The high prevalence of significant postnatal depressive symptoms among Kenyan women underscores the need for addressing this public health burden. Depression screening and psychosocial support interventions that address partner conflict resolution should be offered as part of maternal health care.

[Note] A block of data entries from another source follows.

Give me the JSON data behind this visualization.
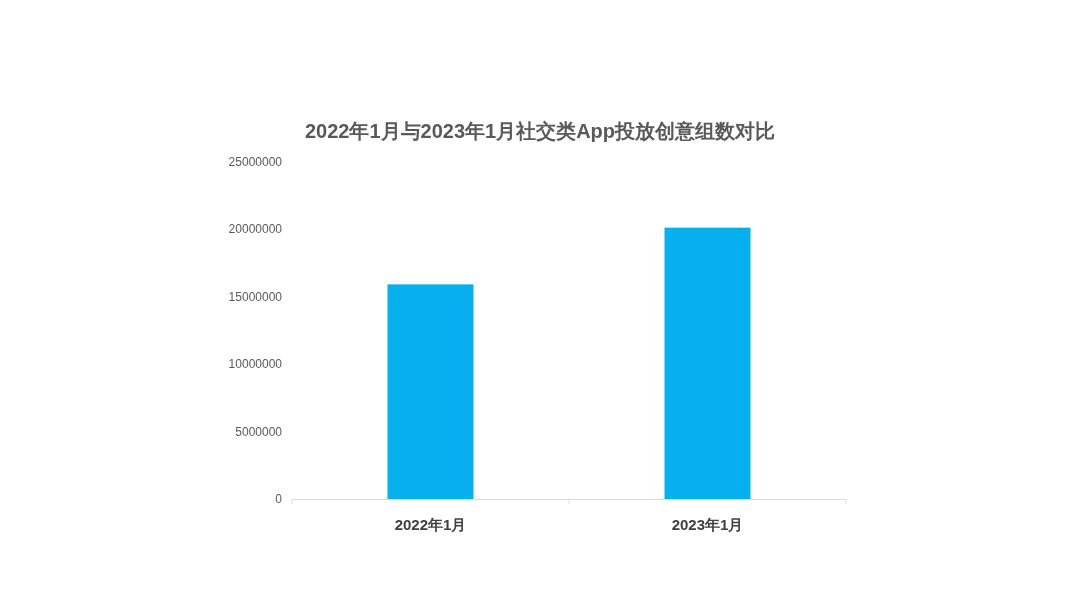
{
  "chart_data": {
    "type": "bar",
    "title": "2022年1月与2023年1月社交类App投放创意组数对比",
    "categories": [
      "2022年1月",
      "2023年1月"
    ],
    "values": [
      15900000,
      20100000
    ],
    "color": "#06b0ef",
    "ylim": [
      0,
      25000000
    ],
    "yticks": [
      0,
      5000000,
      10000000,
      15000000,
      20000000,
      25000000
    ],
    "grid": false
  }
}
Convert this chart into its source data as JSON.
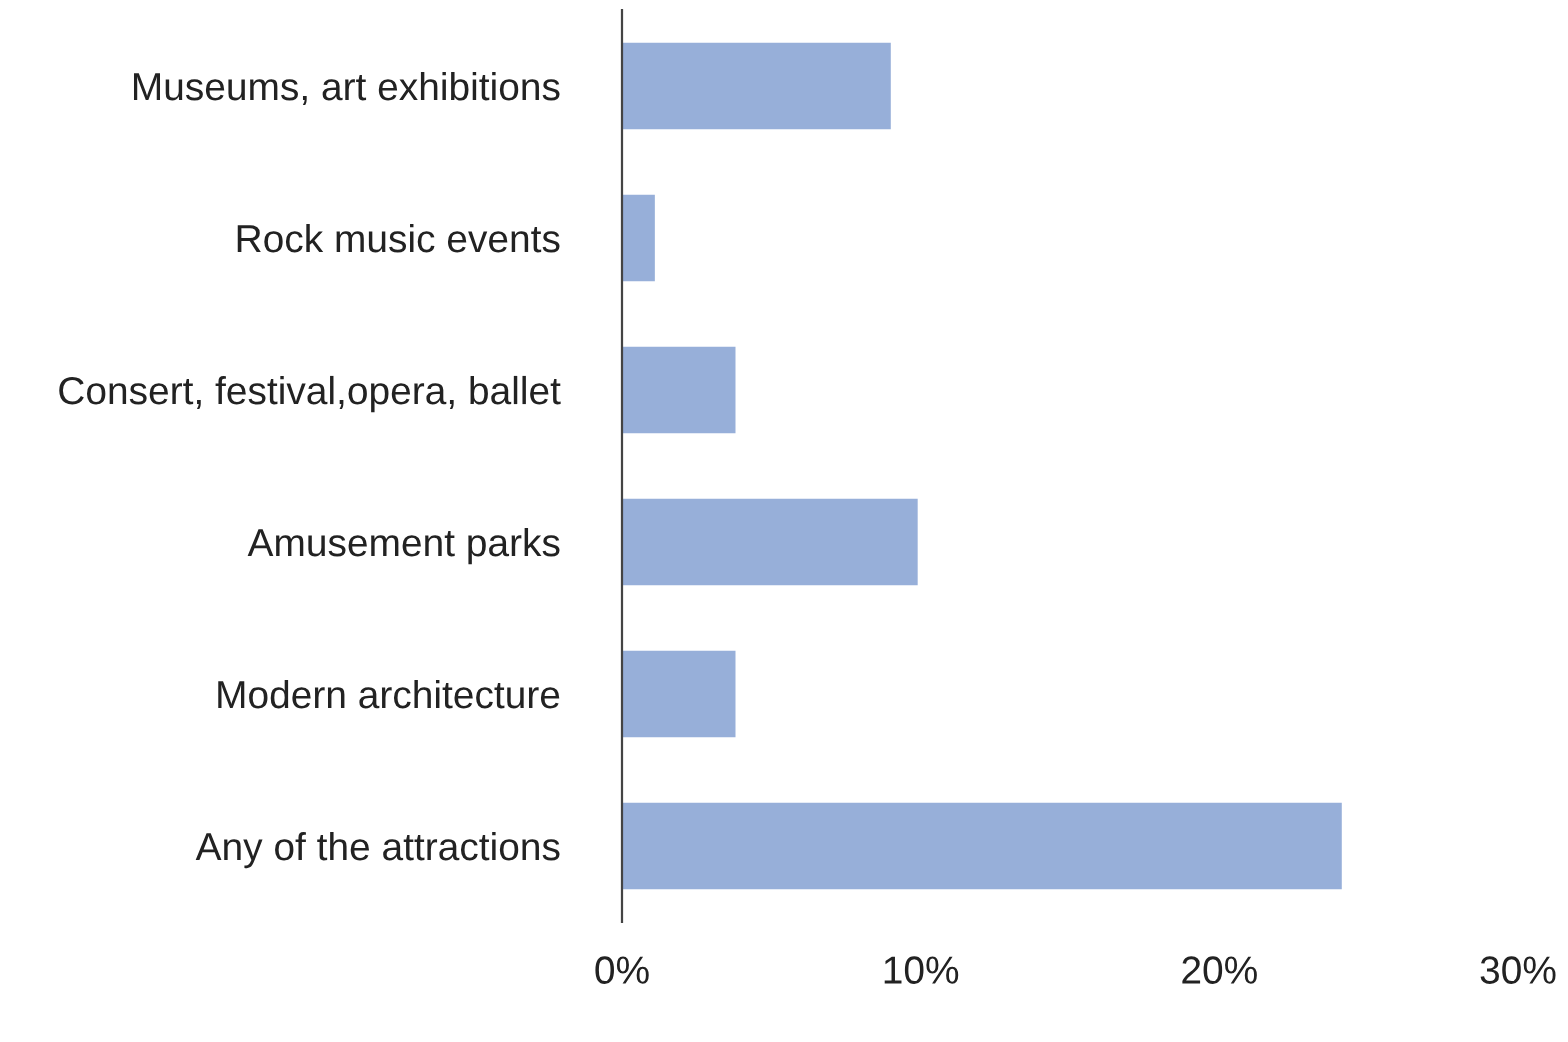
{
  "chart_data": {
    "type": "bar",
    "orientation": "horizontal",
    "categories": [
      "Museums, art exhibitions",
      "Rock music events",
      "Consert, festival,opera, ballet",
      "Amusement parks",
      "Modern architecture",
      "Any of the attractions"
    ],
    "values": [
      9.0,
      1.1,
      3.8,
      9.9,
      3.8,
      24.1
    ],
    "color": "#97afd9",
    "xlim": [
      0,
      30
    ],
    "xticks": [
      {
        "value": 0,
        "label": "0%"
      },
      {
        "value": 10,
        "label": "10%"
      },
      {
        "value": 20,
        "label": "20%"
      },
      {
        "value": 30,
        "label": "30%"
      }
    ],
    "grid": false,
    "legend": false
  }
}
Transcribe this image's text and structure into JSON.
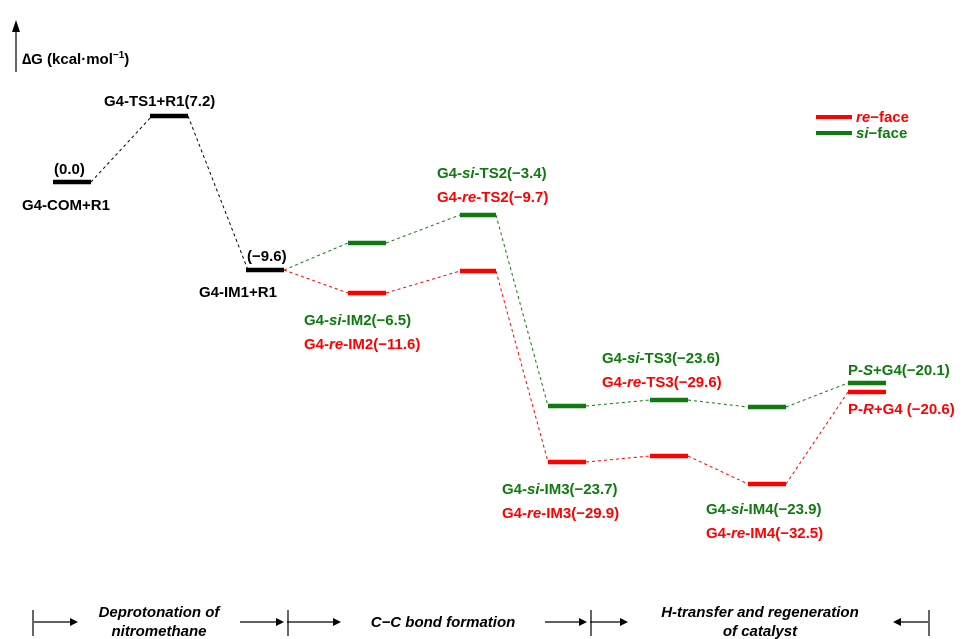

很少有纵向研究调查过孕期风险因素与产后心理健康结果之间的关系。我们使用队列研究设计,估计肯尼亚妇女产后出现明显抑郁症状的患病率、发病率和相关因素。
我们招募了居住在城市、资源匮乏地区的成年女性,并在肯尼亚内罗毕的两家公立医院的母婴保健诊所参加研究。在妊娠第 3 个月末的基线评估和产后 6-10 周的随访评估中,使用翻译后的斯瓦希里语爱丁堡产后抑郁量表来筛查抑郁症状。收集了潜在的人口统计学、心理社会和临床风险变量信息。使用多变量逻辑回归分析评估产后抑郁的潜在风险因素。
在 171 名在产后 6-10 周接受随访的女性中,使用 EPDS 截断值为 10 分,有 18.7%(95%CI:13.3-25.5)被诊断为产后抑郁症。在多变量分析中,存在伴侣冲突的情况下,产后抑郁症的发生几率增加了 7 倍以上(OR=7.52,95%CI:2.65-23.13)。产前和产后抑郁之间的关联虽然很强,但没有达到统计学意义(OR=3.37,95%CI:0.98-11.64)。
肯尼亚妇女产后出现明显抑郁症状的高患病率凸显了应对这一公共卫生负担的必要性。应将针对伴侣冲突解决的抑郁筛查和心理社会支持干预措施作为产妇保健的一部分提供。